The brief
The A180 was cranking weakly even though the battery had recently been changed, with the lights dimming, a warning light on the dash, slow power windows, and a noise off the engine. He brought it in. When a fresh battery still can't hold a charge, the alternator is the prime suspect. The alternator is what generates the car's electricity once it's running and keeps the battery topped up. When it fails, it stops charging properly, so the battery slowly drains no matter how new it is, the lights and the electrics go weak as the voltage sags, the warning light comes on, and a worn bearing or a slipping pulley makes the noise. A failed alternator doesn't recover, so it needs replacing.
The diagnosis
A charging-system test confirmed it, the alternator wasn't holding the charging voltage where it should under load, so the battery was carrying the car instead of being topped up, and the bearing was rough.
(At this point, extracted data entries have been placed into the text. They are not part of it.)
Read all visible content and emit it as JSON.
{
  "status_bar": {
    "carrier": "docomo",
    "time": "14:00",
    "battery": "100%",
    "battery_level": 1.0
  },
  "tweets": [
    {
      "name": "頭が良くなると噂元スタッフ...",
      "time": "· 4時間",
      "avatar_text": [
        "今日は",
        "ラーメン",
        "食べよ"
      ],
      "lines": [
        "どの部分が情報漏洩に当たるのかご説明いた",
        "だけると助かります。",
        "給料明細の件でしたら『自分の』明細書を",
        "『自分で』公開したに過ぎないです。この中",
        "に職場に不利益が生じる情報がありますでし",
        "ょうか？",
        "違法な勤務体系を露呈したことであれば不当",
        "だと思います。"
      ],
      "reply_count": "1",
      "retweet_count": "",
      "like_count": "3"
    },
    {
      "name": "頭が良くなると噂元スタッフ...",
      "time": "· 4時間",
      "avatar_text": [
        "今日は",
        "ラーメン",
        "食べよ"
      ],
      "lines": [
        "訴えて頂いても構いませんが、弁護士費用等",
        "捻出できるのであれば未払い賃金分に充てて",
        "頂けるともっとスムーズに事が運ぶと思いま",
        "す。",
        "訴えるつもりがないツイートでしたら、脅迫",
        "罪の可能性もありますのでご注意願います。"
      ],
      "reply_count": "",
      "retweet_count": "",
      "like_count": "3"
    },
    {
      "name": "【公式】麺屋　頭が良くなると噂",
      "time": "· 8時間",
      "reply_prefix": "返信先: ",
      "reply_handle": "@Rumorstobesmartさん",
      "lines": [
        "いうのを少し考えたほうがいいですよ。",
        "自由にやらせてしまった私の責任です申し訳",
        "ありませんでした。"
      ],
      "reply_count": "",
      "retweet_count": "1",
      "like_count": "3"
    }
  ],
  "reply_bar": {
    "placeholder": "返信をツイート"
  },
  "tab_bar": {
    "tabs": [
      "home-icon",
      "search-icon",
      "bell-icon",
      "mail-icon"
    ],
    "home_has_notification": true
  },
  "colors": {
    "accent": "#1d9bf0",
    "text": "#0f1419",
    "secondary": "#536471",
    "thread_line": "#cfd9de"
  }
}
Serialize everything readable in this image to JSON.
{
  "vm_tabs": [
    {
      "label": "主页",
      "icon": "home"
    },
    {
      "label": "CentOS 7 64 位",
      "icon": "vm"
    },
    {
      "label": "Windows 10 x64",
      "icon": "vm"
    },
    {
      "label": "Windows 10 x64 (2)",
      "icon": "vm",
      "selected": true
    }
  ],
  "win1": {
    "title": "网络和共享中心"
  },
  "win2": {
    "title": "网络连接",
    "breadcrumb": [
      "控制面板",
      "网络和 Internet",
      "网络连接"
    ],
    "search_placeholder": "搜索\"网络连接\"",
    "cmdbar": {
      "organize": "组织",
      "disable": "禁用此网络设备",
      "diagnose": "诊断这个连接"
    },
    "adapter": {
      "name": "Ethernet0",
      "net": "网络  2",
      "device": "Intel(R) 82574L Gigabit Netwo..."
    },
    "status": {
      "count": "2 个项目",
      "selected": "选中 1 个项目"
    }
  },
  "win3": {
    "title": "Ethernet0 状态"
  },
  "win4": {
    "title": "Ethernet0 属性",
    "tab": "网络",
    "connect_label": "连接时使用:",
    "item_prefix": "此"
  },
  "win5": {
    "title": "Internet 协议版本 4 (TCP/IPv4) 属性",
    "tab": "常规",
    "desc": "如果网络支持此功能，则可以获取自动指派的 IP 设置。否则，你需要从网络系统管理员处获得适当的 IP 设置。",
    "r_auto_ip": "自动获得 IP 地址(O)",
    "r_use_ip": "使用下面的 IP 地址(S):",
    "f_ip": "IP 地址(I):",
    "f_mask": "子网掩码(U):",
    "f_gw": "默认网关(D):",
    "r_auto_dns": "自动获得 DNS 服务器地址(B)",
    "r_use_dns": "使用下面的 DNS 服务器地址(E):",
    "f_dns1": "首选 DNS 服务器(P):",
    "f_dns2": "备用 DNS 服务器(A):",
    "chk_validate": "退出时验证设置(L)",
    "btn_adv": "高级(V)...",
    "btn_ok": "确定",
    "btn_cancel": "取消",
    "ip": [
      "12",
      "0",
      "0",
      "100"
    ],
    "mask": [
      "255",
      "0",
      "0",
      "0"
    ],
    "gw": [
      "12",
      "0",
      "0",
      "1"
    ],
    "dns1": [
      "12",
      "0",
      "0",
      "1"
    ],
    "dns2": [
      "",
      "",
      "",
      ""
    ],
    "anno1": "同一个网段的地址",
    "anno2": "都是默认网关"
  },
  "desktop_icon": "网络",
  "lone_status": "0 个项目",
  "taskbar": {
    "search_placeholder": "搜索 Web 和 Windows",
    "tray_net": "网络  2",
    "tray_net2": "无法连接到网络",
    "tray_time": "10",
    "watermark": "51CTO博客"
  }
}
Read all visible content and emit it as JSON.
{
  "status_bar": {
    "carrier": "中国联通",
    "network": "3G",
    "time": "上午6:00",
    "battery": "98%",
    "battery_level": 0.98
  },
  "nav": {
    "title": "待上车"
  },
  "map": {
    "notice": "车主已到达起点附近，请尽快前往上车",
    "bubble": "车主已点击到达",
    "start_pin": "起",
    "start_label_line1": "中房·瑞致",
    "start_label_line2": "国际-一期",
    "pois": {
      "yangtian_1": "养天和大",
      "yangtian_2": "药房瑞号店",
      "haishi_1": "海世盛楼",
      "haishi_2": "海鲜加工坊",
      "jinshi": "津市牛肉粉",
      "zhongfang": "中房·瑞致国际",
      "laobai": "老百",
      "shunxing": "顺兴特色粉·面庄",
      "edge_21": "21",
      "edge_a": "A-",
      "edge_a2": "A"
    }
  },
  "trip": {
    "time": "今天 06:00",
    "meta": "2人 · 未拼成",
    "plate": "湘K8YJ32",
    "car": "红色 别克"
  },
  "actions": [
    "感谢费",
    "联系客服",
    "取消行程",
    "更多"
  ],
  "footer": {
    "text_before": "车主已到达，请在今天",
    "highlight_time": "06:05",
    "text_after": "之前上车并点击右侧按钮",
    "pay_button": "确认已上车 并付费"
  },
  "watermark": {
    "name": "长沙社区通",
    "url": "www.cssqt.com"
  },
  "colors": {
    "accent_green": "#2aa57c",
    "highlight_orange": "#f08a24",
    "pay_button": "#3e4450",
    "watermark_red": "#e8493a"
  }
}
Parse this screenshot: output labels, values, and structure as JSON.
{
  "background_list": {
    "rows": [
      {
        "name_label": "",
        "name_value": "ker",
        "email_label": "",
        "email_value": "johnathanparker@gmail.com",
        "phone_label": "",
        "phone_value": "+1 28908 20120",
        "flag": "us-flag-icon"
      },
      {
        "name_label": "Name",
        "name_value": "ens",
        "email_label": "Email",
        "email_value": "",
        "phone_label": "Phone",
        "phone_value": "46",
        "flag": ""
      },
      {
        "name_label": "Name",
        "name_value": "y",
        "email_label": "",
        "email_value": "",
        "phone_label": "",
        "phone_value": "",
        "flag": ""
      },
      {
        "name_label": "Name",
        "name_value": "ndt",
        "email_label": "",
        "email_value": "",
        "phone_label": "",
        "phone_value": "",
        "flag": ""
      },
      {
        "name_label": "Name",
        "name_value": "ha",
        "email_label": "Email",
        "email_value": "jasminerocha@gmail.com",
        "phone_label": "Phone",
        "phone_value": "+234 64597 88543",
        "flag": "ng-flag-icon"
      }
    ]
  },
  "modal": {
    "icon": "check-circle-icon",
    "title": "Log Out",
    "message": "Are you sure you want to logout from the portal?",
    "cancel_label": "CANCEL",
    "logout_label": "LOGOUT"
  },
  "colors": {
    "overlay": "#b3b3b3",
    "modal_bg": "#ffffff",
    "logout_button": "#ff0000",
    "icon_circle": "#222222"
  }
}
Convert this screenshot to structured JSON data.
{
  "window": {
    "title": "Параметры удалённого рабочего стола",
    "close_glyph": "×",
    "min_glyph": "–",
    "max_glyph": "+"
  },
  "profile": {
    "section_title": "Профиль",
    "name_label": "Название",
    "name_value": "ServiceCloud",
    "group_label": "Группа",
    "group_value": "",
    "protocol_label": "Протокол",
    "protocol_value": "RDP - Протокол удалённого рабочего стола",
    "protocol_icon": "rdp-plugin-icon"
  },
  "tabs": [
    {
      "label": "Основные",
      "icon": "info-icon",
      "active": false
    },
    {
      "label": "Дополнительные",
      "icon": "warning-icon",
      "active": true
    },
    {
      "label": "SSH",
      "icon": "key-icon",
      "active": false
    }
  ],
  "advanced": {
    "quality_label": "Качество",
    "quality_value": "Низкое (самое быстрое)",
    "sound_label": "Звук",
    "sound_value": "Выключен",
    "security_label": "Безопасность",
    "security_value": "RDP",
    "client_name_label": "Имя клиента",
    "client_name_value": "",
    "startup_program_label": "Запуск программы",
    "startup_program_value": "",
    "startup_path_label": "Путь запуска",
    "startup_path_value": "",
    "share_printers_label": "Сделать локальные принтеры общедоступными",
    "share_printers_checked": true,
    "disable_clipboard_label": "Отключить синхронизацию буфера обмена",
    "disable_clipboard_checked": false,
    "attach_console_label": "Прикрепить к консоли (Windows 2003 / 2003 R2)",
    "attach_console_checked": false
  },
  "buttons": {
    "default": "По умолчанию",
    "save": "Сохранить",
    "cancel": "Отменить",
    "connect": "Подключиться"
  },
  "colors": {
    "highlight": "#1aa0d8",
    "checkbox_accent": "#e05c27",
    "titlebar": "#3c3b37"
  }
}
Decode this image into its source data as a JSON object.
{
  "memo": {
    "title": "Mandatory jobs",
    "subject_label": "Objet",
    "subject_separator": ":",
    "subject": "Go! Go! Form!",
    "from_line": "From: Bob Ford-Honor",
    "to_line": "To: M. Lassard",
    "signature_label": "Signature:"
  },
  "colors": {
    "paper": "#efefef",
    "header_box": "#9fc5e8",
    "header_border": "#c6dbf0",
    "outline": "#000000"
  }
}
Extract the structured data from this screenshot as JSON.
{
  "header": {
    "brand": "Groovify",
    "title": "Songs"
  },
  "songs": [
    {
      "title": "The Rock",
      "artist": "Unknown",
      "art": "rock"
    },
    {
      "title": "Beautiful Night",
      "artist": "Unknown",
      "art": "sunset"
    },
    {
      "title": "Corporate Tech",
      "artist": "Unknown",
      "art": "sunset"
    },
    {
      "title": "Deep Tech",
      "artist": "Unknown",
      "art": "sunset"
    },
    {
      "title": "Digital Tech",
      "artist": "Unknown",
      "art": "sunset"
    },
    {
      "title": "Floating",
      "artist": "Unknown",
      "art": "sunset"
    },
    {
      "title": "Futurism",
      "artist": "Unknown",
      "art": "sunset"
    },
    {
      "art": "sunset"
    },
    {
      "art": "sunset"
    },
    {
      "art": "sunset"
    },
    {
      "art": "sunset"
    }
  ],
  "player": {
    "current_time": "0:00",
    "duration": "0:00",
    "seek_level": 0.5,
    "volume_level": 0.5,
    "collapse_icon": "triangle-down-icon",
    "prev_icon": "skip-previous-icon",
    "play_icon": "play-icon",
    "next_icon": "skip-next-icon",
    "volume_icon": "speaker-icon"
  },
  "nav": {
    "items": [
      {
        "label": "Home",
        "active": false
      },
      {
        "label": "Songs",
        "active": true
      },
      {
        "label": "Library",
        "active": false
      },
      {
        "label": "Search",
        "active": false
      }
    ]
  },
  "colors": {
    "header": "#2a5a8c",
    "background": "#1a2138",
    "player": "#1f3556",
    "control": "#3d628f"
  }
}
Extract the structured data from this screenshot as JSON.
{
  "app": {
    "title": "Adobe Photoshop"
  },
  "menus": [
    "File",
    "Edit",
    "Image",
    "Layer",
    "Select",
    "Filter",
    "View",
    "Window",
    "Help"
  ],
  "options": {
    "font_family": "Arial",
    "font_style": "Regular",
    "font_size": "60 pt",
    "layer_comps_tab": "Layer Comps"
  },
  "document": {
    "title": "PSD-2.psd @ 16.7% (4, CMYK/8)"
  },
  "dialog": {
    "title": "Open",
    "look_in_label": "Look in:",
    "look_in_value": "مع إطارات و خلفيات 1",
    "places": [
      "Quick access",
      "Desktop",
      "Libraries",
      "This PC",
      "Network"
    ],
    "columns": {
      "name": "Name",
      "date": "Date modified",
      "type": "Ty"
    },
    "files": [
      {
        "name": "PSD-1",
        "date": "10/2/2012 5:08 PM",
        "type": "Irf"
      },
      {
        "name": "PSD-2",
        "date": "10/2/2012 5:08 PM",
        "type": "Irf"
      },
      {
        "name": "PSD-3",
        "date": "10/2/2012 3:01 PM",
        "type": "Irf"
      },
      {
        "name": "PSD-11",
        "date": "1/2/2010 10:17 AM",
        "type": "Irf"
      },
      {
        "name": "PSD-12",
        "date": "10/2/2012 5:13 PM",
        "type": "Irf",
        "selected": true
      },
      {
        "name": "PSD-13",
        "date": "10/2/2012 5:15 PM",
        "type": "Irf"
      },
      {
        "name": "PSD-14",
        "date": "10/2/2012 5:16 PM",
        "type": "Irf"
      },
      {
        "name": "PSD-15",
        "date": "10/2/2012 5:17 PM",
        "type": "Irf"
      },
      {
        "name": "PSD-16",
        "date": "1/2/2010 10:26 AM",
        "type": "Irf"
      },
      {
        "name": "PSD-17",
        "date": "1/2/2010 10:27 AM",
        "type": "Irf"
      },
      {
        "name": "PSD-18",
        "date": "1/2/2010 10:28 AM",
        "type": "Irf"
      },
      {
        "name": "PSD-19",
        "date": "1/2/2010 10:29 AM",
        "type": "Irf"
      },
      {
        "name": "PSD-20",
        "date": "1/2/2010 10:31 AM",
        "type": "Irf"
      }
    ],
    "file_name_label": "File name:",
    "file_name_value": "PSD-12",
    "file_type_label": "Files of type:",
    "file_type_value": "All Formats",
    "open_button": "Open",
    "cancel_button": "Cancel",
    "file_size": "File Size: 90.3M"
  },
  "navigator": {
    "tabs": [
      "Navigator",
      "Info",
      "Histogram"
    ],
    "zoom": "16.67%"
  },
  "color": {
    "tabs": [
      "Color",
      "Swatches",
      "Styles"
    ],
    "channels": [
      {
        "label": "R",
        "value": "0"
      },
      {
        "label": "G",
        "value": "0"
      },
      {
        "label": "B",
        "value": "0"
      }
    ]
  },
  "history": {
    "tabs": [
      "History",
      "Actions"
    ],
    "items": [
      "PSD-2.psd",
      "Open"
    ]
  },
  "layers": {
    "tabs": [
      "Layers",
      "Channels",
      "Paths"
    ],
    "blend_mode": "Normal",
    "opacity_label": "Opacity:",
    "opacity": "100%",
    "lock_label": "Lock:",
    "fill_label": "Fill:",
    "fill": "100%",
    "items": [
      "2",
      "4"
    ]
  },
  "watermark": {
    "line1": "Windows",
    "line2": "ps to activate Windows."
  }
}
The battery itself tested fine, it was just being run flat. That's an alternator replacement, not something you rebuild on the car, so the call was a complete unit.
The work
The drive belt was released, the old alternator unbolted and removed, and a new genuine Mercedes-spec alternator fitted, the belt and tensioner checked and set back up properly. Then the charging voltage was checked across idle and load to confirm it was holding where it should, and the battery given a proper charge. A road test confirmed a strong crank, steady voltage, the lights bright, and no noise.
The outcome
Strong starts, steady charging voltage, bright lights, no dash warning, and no noise from the engine. The A180 went home charging properly again. A failed alternator quietly flattens even a brand-new battery and drags the whole electrical system down with it, so changing it and confirming the charging put the car right.